VW say: “Under the ongoing review of all processes and workflows in connection with diesel engines it was established that the CO2 levels and thus the fuel consumption figures for some models were set too low during the CO2 certification process. The majority of the vehicles concerned have diesel engines.”
They also say that they’re going to “immediately start a dialogue with the responsible type approval agencies regarding the consequences of these findings”.
What a mess. The fines for the company are going to be enormous – we think they might be record breaking, such is the gravity of the situation. Of course, this doesn’t just affect VW cars, but other cars in the group from Audi, Seat, and Skoda. Porsche might be implicated in all of this too. Volkswagen have put £1.4bn aside to sort this out – it’ll cost them more than that.
The value of the company is dropping like a stone, with over €4bn wiped off.
In the statement, Matthias Müller, CEO of Volkswagen, said: “From the very start I have pushed hard for the relentless and comprehensive clarification of events. We will stop at nothing and nobody. This is a painful process, but it is our only alternative. For us, the only thing that counts is the truth. That is the basis for the fundamental realignment that Volkswagen needs. The Board of Management of Volkswagen AG deeply regrets this situation and wishes to underscore its determination to systematically continue along the present path of clarification and transparency.”
What about recalls? Well, the Department for Transport said that they won’t be issuing a mandatory recall for cars affected by Volkswagen’s emissions scandal. A spokesperson said: ”The government has been putting pressure on VW to address these issues quickly. The government expects VW to set up the next steps on how they are going to correct this problem and support owners in the UK. In the past few weeks the Transport Secretary has spoken to the German Transport Minister about the actions of VW, and has been reassured that the German authorities are working closely with VW.”
A study in the US reckons that, Volkswagen’s rigging of its cars to cheat on emissions tests, could cause approximately 60 deaths in America by the end of 2016. In the UK, there’s also been similar claims.
Not only that is hanging over VW’s heads – there’s also the small matter of compensation for drivers who bought cars that weren’t nearly as clean as thought. Patrick McLoughlin, the transport secretary, says that the car-maker has got to start financially addressing this problem by compensating motorists.

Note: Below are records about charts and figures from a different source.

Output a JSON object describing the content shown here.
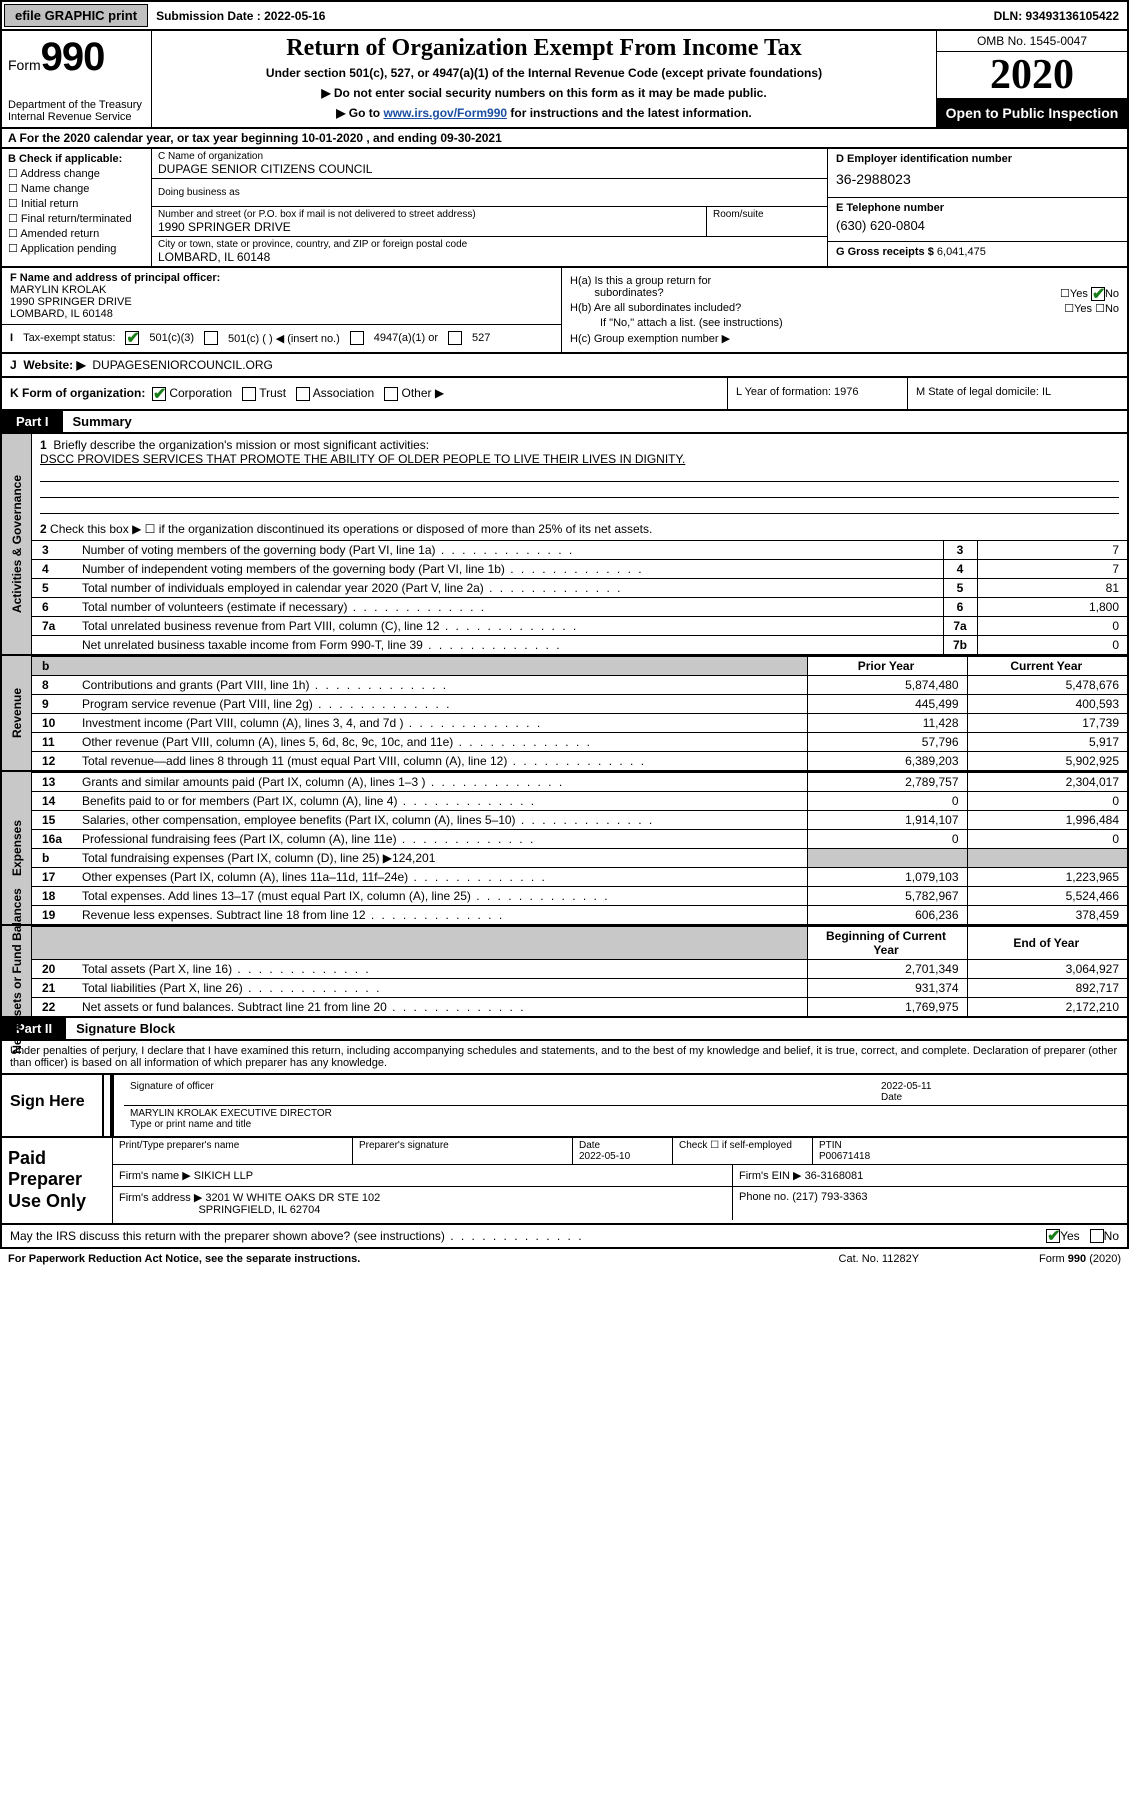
{
  "topbar": {
    "efile": "efile GRAPHIC print",
    "subm_label": "Submission Date : 2022-05-16",
    "dln": "DLN: 93493136105422"
  },
  "header": {
    "form_word": "Form",
    "form_num": "990",
    "dept": "Department of the Treasury\nInternal Revenue Service",
    "title": "Return of Organization Exempt From Income Tax",
    "sub": "Under section 501(c), 527, or 4947(a)(1) of the Internal Revenue Code (except private foundations)",
    "note1": "▶ Do not enter social security numbers on this form as it may be made public.",
    "note2_pre": "▶ Go to ",
    "note2_link": "www.irs.gov/Form990",
    "note2_post": " for instructions and the latest information.",
    "omb": "OMB No. 1545-0047",
    "year": "2020",
    "open": "Open to Public Inspection"
  },
  "rowA": "A   For the 2020 calendar year, or tax year beginning 10-01-2020     , and ending 09-30-2021",
  "B": {
    "lead": "B Check if applicable:",
    "opts": [
      "Address change",
      "Name change",
      "Initial return",
      "Final return/terminated",
      "Amended return",
      "Application pending"
    ]
  },
  "C": {
    "name_lbl": "C Name of organization",
    "name": "DUPAGE SENIOR CITIZENS COUNCIL",
    "dba_lbl": "Doing business as",
    "street_lbl": "Number and street (or P.O. box if mail is not delivered to street address)",
    "street": "1990 SPRINGER DRIVE",
    "room_lbl": "Room/suite",
    "city_lbl": "City or town, state or province, country, and ZIP or foreign postal code",
    "city": "LOMBARD, IL  60148"
  },
  "D": {
    "lbl": "D Employer identification number",
    "val": "36-2988023"
  },
  "E": {
    "lbl": "E Telephone number",
    "val": "(630) 620-0804"
  },
  "G": {
    "lbl": "G Gross receipts $",
    "val": "6,041,475"
  },
  "F": {
    "lbl": "F  Name and address of principal officer:",
    "name": "MARYLIN KROLAK",
    "addr1": "1990 SPRINGER DRIVE",
    "addr2": "LOMBARD, IL  60148"
  },
  "I": {
    "lbl": "Tax-exempt status:",
    "c1": "501(c)(3)",
    "c2": "501(c) (   ) ◀ (insert no.)",
    "c3": "4947(a)(1) or",
    "c4": "527"
  },
  "H": {
    "a_lbl": "H(a)  Is this a group return for",
    "a_sub": "subordinates?",
    "b_lbl": "H(b)  Are all subordinates included?",
    "b_note": "If \"No,\" attach a list. (see instructions)",
    "c_lbl": "H(c)  Group exemption number ▶",
    "yes": "Yes",
    "no": "No"
  },
  "J": {
    "lbl": "J",
    "text": "Website: ▶",
    "val": "DUPAGESENIORCOUNCIL.ORG"
  },
  "K": {
    "lbl": "K Form of organization:",
    "opts": [
      "Corporation",
      "Trust",
      "Association",
      "Other ▶"
    ],
    "L": "L Year of formation: 1976",
    "M": "M State of legal domicile: IL"
  },
  "partI": {
    "tab": "Part I",
    "title": "Summary"
  },
  "gov": {
    "q1_lbl": "1",
    "q1": "Briefly describe the organization's mission or most significant activities:",
    "mission": "DSCC PROVIDES SERVICES THAT PROMOTE THE ABILITY OF OLDER PEOPLE TO LIVE THEIR LIVES IN DIGNITY.",
    "q2_lbl": "2",
    "q2": "Check this box ▶ ☐  if the organization discontinued its operations or disposed of more than 25% of its net assets.",
    "rows": [
      {
        "n": "3",
        "t": "Number of voting members of the governing body (Part VI, line 1a)",
        "k": "3",
        "v": "7"
      },
      {
        "n": "4",
        "t": "Number of independent voting members of the governing body (Part VI, line 1b)",
        "k": "4",
        "v": "7"
      },
      {
        "n": "5",
        "t": "Total number of individuals employed in calendar year 2020 (Part V, line 2a)",
        "k": "5",
        "v": "81"
      },
      {
        "n": "6",
        "t": "Total number of volunteers (estimate if necessary)",
        "k": "6",
        "v": "1,800"
      },
      {
        "n": "7a",
        "t": "Total unrelated business revenue from Part VIII, column (C), line 12",
        "k": "7a",
        "v": "0"
      },
      {
        "n": "",
        "t": "Net unrelated business taxable income from Form 990-T, line 39",
        "k": "7b",
        "v": "0"
      }
    ],
    "b_lbl": "b"
  },
  "rev": {
    "hdr_prior": "Prior Year",
    "hdr_curr": "Current Year",
    "rows": [
      {
        "n": "8",
        "t": "Contributions and grants (Part VIII, line 1h)",
        "p": "5,874,480",
        "c": "5,478,676"
      },
      {
        "n": "9",
        "t": "Program service revenue (Part VIII, line 2g)",
        "p": "445,499",
        "c": "400,593"
      },
      {
        "n": "10",
        "t": "Investment income (Part VIII, column (A), lines 3, 4, and 7d )",
        "p": "11,428",
        "c": "17,739"
      },
      {
        "n": "11",
        "t": "Other revenue (Part VIII, column (A), lines 5, 6d, 8c, 9c, 10c, and 11e)",
        "p": "57,796",
        "c": "5,917"
      },
      {
        "n": "12",
        "t": "Total revenue—add lines 8 through 11 (must equal Part VIII, column (A), line 12)",
        "p": "6,389,203",
        "c": "5,902,925"
      }
    ]
  },
  "exp": {
    "rows": [
      {
        "n": "13",
        "t": "Grants and similar amounts paid (Part IX, column (A), lines 1–3 )",
        "p": "2,789,757",
        "c": "2,304,017"
      },
      {
        "n": "14",
        "t": "Benefits paid to or for members (Part IX, column (A), line 4)",
        "p": "0",
        "c": "0"
      },
      {
        "n": "15",
        "t": "Salaries, other compensation, employee benefits (Part IX, column (A), lines 5–10)",
        "p": "1,914,107",
        "c": "1,996,484"
      },
      {
        "n": "16a",
        "t": "Professional fundraising fees (Part IX, column (A), line 11e)",
        "p": "0",
        "c": "0"
      },
      {
        "n": "b",
        "t": "Total fundraising expenses (Part IX, column (D), line 25) ▶124,201",
        "p": "",
        "c": "",
        "shade": true
      },
      {
        "n": "17",
        "t": "Other expenses (Part IX, column (A), lines 11a–11d, 11f–24e)",
        "p": "1,079,103",
        "c": "1,223,965"
      },
      {
        "n": "18",
        "t": "Total expenses. Add lines 13–17 (must equal Part IX, column (A), line 25)",
        "p": "5,782,967",
        "c": "5,524,466"
      },
      {
        "n": "19",
        "t": "Revenue less expenses. Subtract line 18 from line 12",
        "p": "606,236",
        "c": "378,459"
      }
    ]
  },
  "net": {
    "hdr_beg": "Beginning of Current Year",
    "hdr_end": "End of Year",
    "rows": [
      {
        "n": "20",
        "t": "Total assets (Part X, line 16)",
        "p": "2,701,349",
        "c": "3,064,927"
      },
      {
        "n": "21",
        "t": "Total liabilities (Part X, line 26)",
        "p": "931,374",
        "c": "892,717"
      },
      {
        "n": "22",
        "t": "Net assets or fund balances. Subtract line 21 from line 20",
        "p": "1,769,975",
        "c": "2,172,210"
      }
    ]
  },
  "partII": {
    "tab": "Part II",
    "title": "Signature Block"
  },
  "perjury": "Under penalties of perjury, I declare that I have examined this return, including accompanying schedules and statements, and to the best of my knowledge and belief, it is true, correct, and complete. Declaration of preparer (other than officer) is based on all information of which preparer has any knowledge.",
  "sign": {
    "left": "Sign Here",
    "sig_of_officer": "Signature of officer",
    "date_lbl": "Date",
    "date": "2022-05-11",
    "name": "MARYLIN KROLAK  EXECUTIVE DIRECTOR",
    "type_lbl": "Type or print name and title"
  },
  "paid": {
    "left": "Paid Preparer Use Only",
    "h": [
      "Print/Type preparer's name",
      "Preparer's signature",
      "Date",
      "Check ☐ if self-employed",
      "PTIN"
    ],
    "date": "2022-05-10",
    "ptin": "P00671418",
    "firm_lbl": "Firm's name   ▶",
    "firm": "SIKICH LLP",
    "ein_lbl": "Firm's EIN ▶",
    "ein": "36-3168081",
    "addr_lbl": "Firm's address ▶",
    "addr1": "3201 W WHITE OAKS DR STE 102",
    "addr2": "SPRINGFIELD, IL  62704",
    "phone_lbl": "Phone no.",
    "phone": "(217) 793-3363"
  },
  "discuss": {
    "q": "May the IRS discuss this return with the preparer shown above? (see instructions)",
    "yes": "Yes",
    "no": "No"
  },
  "footer": {
    "l": "For Paperwork Reduction Act Notice, see the separate instructions.",
    "m": "Cat. No. 11282Y",
    "r": "Form 990 (2020)"
  }
}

When asked whether VW should meet the full financial implications of falling resale values, McLoughlin said: “That is one of the issues which I think VW will have to address in due course.”
He added: “I will be looking to Volkswagen who have, it has to be said, acted disgracefully in this whole episode, to ensure that they live up to the expectations which they promised originally. We will be working to make sure that does happen.”
Around 11 million vehicles worldwide, were fitted with the cheat-device, and in preparation, they’ve put aside £4.4bn to cover the costs of recalling the vehicles. However, this figure is absolutely going to rocket, once the legal action starts rolling in, not to mention fines and the aforementioned compensation.
Volkswagen have hired accountancy firm Deloitte, and law business called Jones Day, to find out who is responsible for this device. It is thought that a group of between 10 and 20 employees were at the centre of this scandal.
While this trundles on, there’s a big sense that a number of other car-makers are going to be having their own emissions scandals with cheat devices and the like. It is worth pointing out that no other manufacturer has admitted to using these defeat devices, and no-one has been rumbled for using them, but it is only a matter of time before another company gets embroiled in all this, as there’s concerns about this being an industry-wide practice.
We’ll have to wait and see. Until then, pressure will be continually applied to VW, to compensate those affected by this scandal.